No caso de Seattle, regulamentou-se apenas o uso da mescalina sintética, não obtida diretamente do peiote, cacto de reprodução lenta que cresce no sudoeste dos EUA e no México e caminha para risco de extinção na natureza se for coletado de forma intensiva. É uma vitória de grupos de indígenas norte-americanos, como os praticantes da Native American Church, que temem por sua planta sagrada.

Psilocibina x MDMA

A empresa britânica Compass Pathways, objeto de controvérsia por suas patentes de psilocibina em psicoterapia para depressão, anunciou que fará ensaio clínico de fase 2 sobre tratamento de transtorno de estresse pós-traumático (TEPT) com a mesma droga. Serão 20 pacientes no estudo a cargo do King’s College de Londres.

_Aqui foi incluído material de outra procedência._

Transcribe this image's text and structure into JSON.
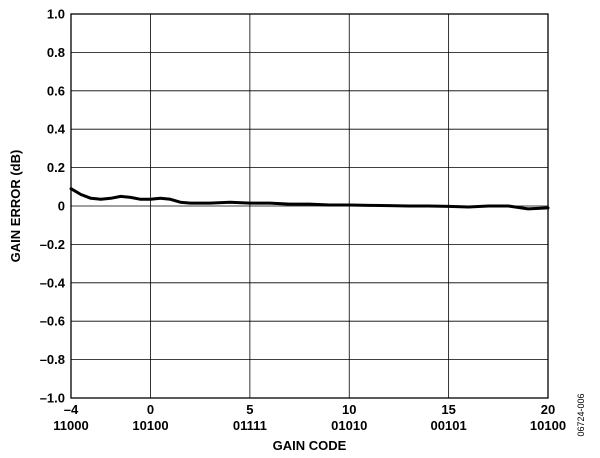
{
  "chart_data": {
    "type": "line",
    "xlabel": "GAIN CODE",
    "ylabel": "GAIN ERROR (dB)",
    "xlim": [
      -4,
      20
    ],
    "ylim": [
      -1.0,
      1.0
    ],
    "grid": true,
    "x_ticks": [
      {
        "value": -4,
        "label": "–4",
        "code": "11000"
      },
      {
        "value": 0,
        "label": "0",
        "code": "10100"
      },
      {
        "value": 5,
        "label": "5",
        "code": "01111"
      },
      {
        "value": 10,
        "label": "10",
        "code": "01010"
      },
      {
        "value": 15,
        "label": "15",
        "code": "00101"
      },
      {
        "value": 20,
        "label": "20",
        "code": "10100"
      }
    ],
    "y_ticks": [
      {
        "value": 1.0,
        "label": "1.0"
      },
      {
        "value": 0.8,
        "label": "0.8"
      },
      {
        "value": 0.6,
        "label": "0.6"
      },
      {
        "value": 0.4,
        "label": "0.4"
      },
      {
        "value": 0.2,
        "label": "0.2"
      },
      {
        "value": 0.0,
        "label": "0"
      },
      {
        "value": -0.2,
        "label": "–0.2"
      },
      {
        "value": -0.4,
        "label": "–0.4"
      },
      {
        "value": -0.6,
        "label": "–0.6"
      },
      {
        "value": -0.8,
        "label": "–0.8"
      },
      {
        "value": -1.0,
        "label": "–1.0"
      }
    ],
    "series": [
      {
        "color": "#000000",
        "x": [
          -4,
          -3.5,
          -3,
          -2.5,
          -2,
          -1.5,
          -1,
          -0.5,
          0,
          0.5,
          1,
          1.5,
          2,
          3,
          4,
          5,
          6,
          7,
          8,
          9,
          10,
          11,
          12,
          13,
          14,
          15,
          16,
          17,
          18,
          19,
          20
        ],
        "y": [
          0.09,
          0.06,
          0.04,
          0.035,
          0.04,
          0.05,
          0.045,
          0.035,
          0.035,
          0.04,
          0.035,
          0.02,
          0.015,
          0.015,
          0.02,
          0.015,
          0.015,
          0.01,
          0.01,
          0.005,
          0.005,
          0.003,
          0.002,
          0.0,
          0.0,
          -0.002,
          -0.005,
          0.0,
          0.0,
          -0.015,
          -0.01
        ]
      }
    ]
  },
  "figure_id": "06724-006"
}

O mesmo transtorno é objeto do teste clínico mais avançado de psicodélico para TEPT, de fase 3, com o empatógeno MDMA (ou ecstasy, que não ocasiona efeitos visuais), patrocinado pela Associação Multidisciplinar de Estudos Psicodélicos. O Boletim Psylocybin alpha ouviu a respeito Rick Doblin, líder da entidade mais conhecida pela sigla em inglês Maps.

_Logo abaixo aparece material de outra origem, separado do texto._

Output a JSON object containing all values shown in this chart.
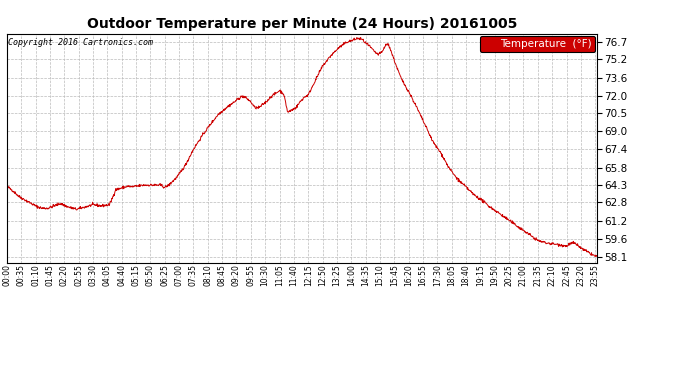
{
  "title": "Outdoor Temperature per Minute (24 Hours) 20161005",
  "copyright": "Copyright 2016 Cartronics.com",
  "legend_label": "Temperature  (°F)",
  "line_color": "#cc0000",
  "background_color": "#ffffff",
  "grid_color": "#bbbbbb",
  "legend_bg": "#cc0000",
  "legend_text_color": "#ffffff",
  "yticks": [
    58.1,
    59.6,
    61.2,
    62.8,
    64.3,
    65.8,
    67.4,
    69.0,
    70.5,
    72.0,
    73.6,
    75.2,
    76.7
  ],
  "ylim": [
    57.6,
    77.4
  ],
  "xtick_interval_minutes": 35,
  "total_minutes": 1440,
  "key_points": [
    [
      0,
      64.2
    ],
    [
      15,
      63.8
    ],
    [
      30,
      63.3
    ],
    [
      50,
      62.9
    ],
    [
      70,
      62.5
    ],
    [
      85,
      62.3
    ],
    [
      100,
      62.3
    ],
    [
      115,
      62.5
    ],
    [
      130,
      62.7
    ],
    [
      150,
      62.4
    ],
    [
      170,
      62.2
    ],
    [
      190,
      62.4
    ],
    [
      210,
      62.6
    ],
    [
      230,
      62.5
    ],
    [
      250,
      62.6
    ],
    [
      260,
      63.4
    ],
    [
      265,
      63.9
    ],
    [
      275,
      64.0
    ],
    [
      285,
      64.1
    ],
    [
      295,
      64.2
    ],
    [
      305,
      64.15
    ],
    [
      315,
      64.2
    ],
    [
      335,
      64.3
    ],
    [
      355,
      64.3
    ],
    [
      375,
      64.3
    ],
    [
      385,
      64.1
    ],
    [
      395,
      64.3
    ],
    [
      415,
      65.0
    ],
    [
      435,
      66.0
    ],
    [
      455,
      67.4
    ],
    [
      475,
      68.5
    ],
    [
      495,
      69.5
    ],
    [
      515,
      70.4
    ],
    [
      535,
      71.0
    ],
    [
      555,
      71.5
    ],
    [
      565,
      71.8
    ],
    [
      575,
      72.0
    ],
    [
      585,
      71.8
    ],
    [
      595,
      71.5
    ],
    [
      605,
      71.0
    ],
    [
      615,
      71.0
    ],
    [
      625,
      71.3
    ],
    [
      635,
      71.6
    ],
    [
      645,
      72.0
    ],
    [
      655,
      72.2
    ],
    [
      665,
      72.5
    ],
    [
      675,
      72.2
    ],
    [
      685,
      70.6
    ],
    [
      695,
      70.8
    ],
    [
      705,
      71.0
    ],
    [
      715,
      71.5
    ],
    [
      725,
      71.9
    ],
    [
      735,
      72.1
    ],
    [
      750,
      73.2
    ],
    [
      770,
      74.6
    ],
    [
      790,
      75.5
    ],
    [
      810,
      76.2
    ],
    [
      830,
      76.7
    ],
    [
      845,
      76.85
    ],
    [
      855,
      77.0
    ],
    [
      865,
      76.95
    ],
    [
      875,
      76.6
    ],
    [
      885,
      76.3
    ],
    [
      895,
      75.9
    ],
    [
      905,
      75.6
    ],
    [
      915,
      75.8
    ],
    [
      925,
      76.5
    ],
    [
      932,
      76.4
    ],
    [
      940,
      75.6
    ],
    [
      950,
      74.6
    ],
    [
      962,
      73.5
    ],
    [
      980,
      72.4
    ],
    [
      1000,
      71.0
    ],
    [
      1020,
      69.5
    ],
    [
      1040,
      68.0
    ],
    [
      1060,
      67.0
    ],
    [
      1078,
      65.8
    ],
    [
      1095,
      65.0
    ],
    [
      1108,
      64.5
    ],
    [
      1118,
      64.2
    ],
    [
      1138,
      63.5
    ],
    [
      1158,
      63.0
    ],
    [
      1175,
      62.5
    ],
    [
      1195,
      62.0
    ],
    [
      1215,
      61.5
    ],
    [
      1235,
      61.0
    ],
    [
      1255,
      60.5
    ],
    [
      1275,
      60.0
    ],
    [
      1295,
      59.5
    ],
    [
      1315,
      59.3
    ],
    [
      1335,
      59.2
    ],
    [
      1355,
      59.1
    ],
    [
      1365,
      59.0
    ],
    [
      1372,
      59.2
    ],
    [
      1382,
      59.3
    ],
    [
      1392,
      59.1
    ],
    [
      1402,
      58.8
    ],
    [
      1412,
      58.6
    ],
    [
      1422,
      58.4
    ],
    [
      1432,
      58.2
    ],
    [
      1439,
      58.1
    ]
  ]
}
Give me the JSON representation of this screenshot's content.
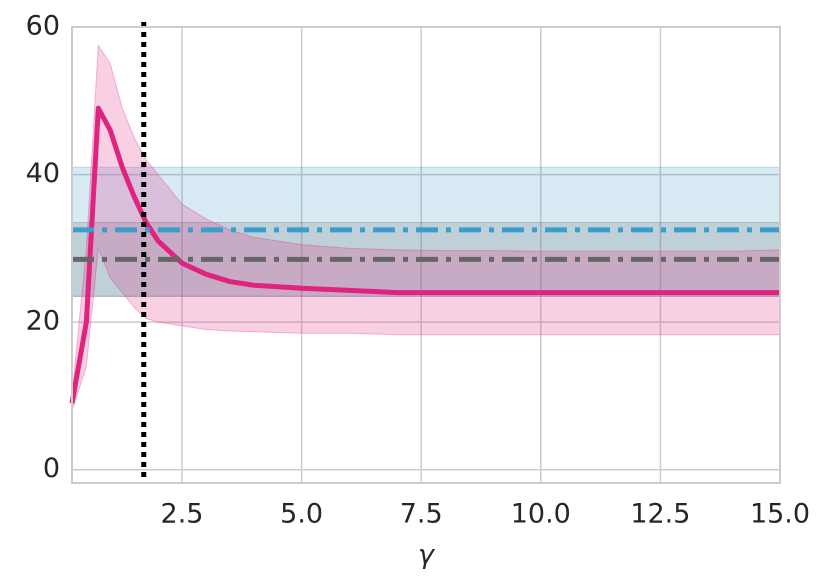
{
  "chart_data": {
    "type": "line",
    "x_label": "γ",
    "x": [
      0.2,
      0.5,
      0.75,
      1.0,
      1.25,
      1.5,
      1.75,
      2.0,
      2.5,
      3.0,
      3.5,
      4.0,
      5.0,
      6.0,
      7.0,
      8.0,
      9.0,
      10.0,
      11.0,
      12.0,
      13.0,
      14.0,
      15.0
    ],
    "series": [
      {
        "color": "#e0237f",
        "values": [
          9,
          20,
          49,
          46,
          41,
          37,
          33.5,
          31,
          28,
          26.5,
          25.5,
          25,
          24.6,
          24.3,
          24,
          24,
          24,
          24,
          24,
          24,
          24,
          24,
          24
        ],
        "upper": [
          10,
          30,
          57.5,
          55,
          49,
          45,
          42,
          40,
          36,
          34,
          32.5,
          31.5,
          30.5,
          30,
          29.8,
          29.7,
          29.7,
          29.6,
          29.6,
          29.6,
          29.6,
          29.6,
          29.8
        ],
        "lower": [
          8,
          14,
          30,
          26,
          24,
          22,
          20.5,
          20,
          19.5,
          19,
          18.8,
          18.7,
          18.5,
          18.5,
          18.3,
          18.3,
          18.3,
          18.3,
          18.3,
          18.3,
          18.3,
          18.3,
          18.3
        ]
      }
    ],
    "hlines": [
      {
        "color": "#3b9dcc",
        "value": 32.5,
        "band": [
          23.5,
          41
        ]
      },
      {
        "color": "#666666",
        "value": 28.5,
        "band": [
          23.5,
          33.5
        ]
      }
    ],
    "vline": 1.7,
    "xlim": [
      0.2,
      15
    ],
    "ylim": [
      -1.8,
      60
    ],
    "xticks": [
      2.5,
      {
        "value": 5,
        "label": "5.0"
      },
      7.5,
      {
        "value": 10,
        "label": "10.0"
      },
      12.5,
      {
        "value": 15,
        "label": "15.0"
      }
    ],
    "yticks": [
      0,
      20,
      40,
      60
    ],
    "grid": true
  }
}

Rick Doblin, fundador da Associação Multidisciplinar para Estudos Psicodélicos (Divulgação/Maps)

Rick disse não ver a psilocibina para TEPT como concorrente, pois se trata de maximizar benefícios para portadores: “Dou boas-vindas à pesquisa da Compass sobre psicoterapia assistida por psilocibina para TEPT, assim como para pesquisas com cetamina, ibogaína e outros tratamentos”.

A própria Maps investiga o uso de maconha para TEPT em 300 veteranos de guerra, com financiamento de US$ 12,9 milhões (mais de R$ 70 milhões). Rick vê com interesse a ideia de comparar e detalhar efeitos de ambas as drogas, inclusive para investigar a possibilidade de associá-las em fases sucessivas do tratamento, ou mesmo em conjunto, no que se conhece como “candy-flipping”.

“É nossa opinião que a terapia assistida por MDMA tem probabilidade de ser mais segura e eficaz do que a terapia assistida por psilocibina para TEPT, ou LSD, por causa das propriedades redutoras do medo no MDMA. Entretanto, essa é uma questão empírica que precisa ser resolvida por meio de pesquisa, e é por isso que damos as boas-vindas ao estudo da Compass”, disse o dirigente da Maps ao boletim.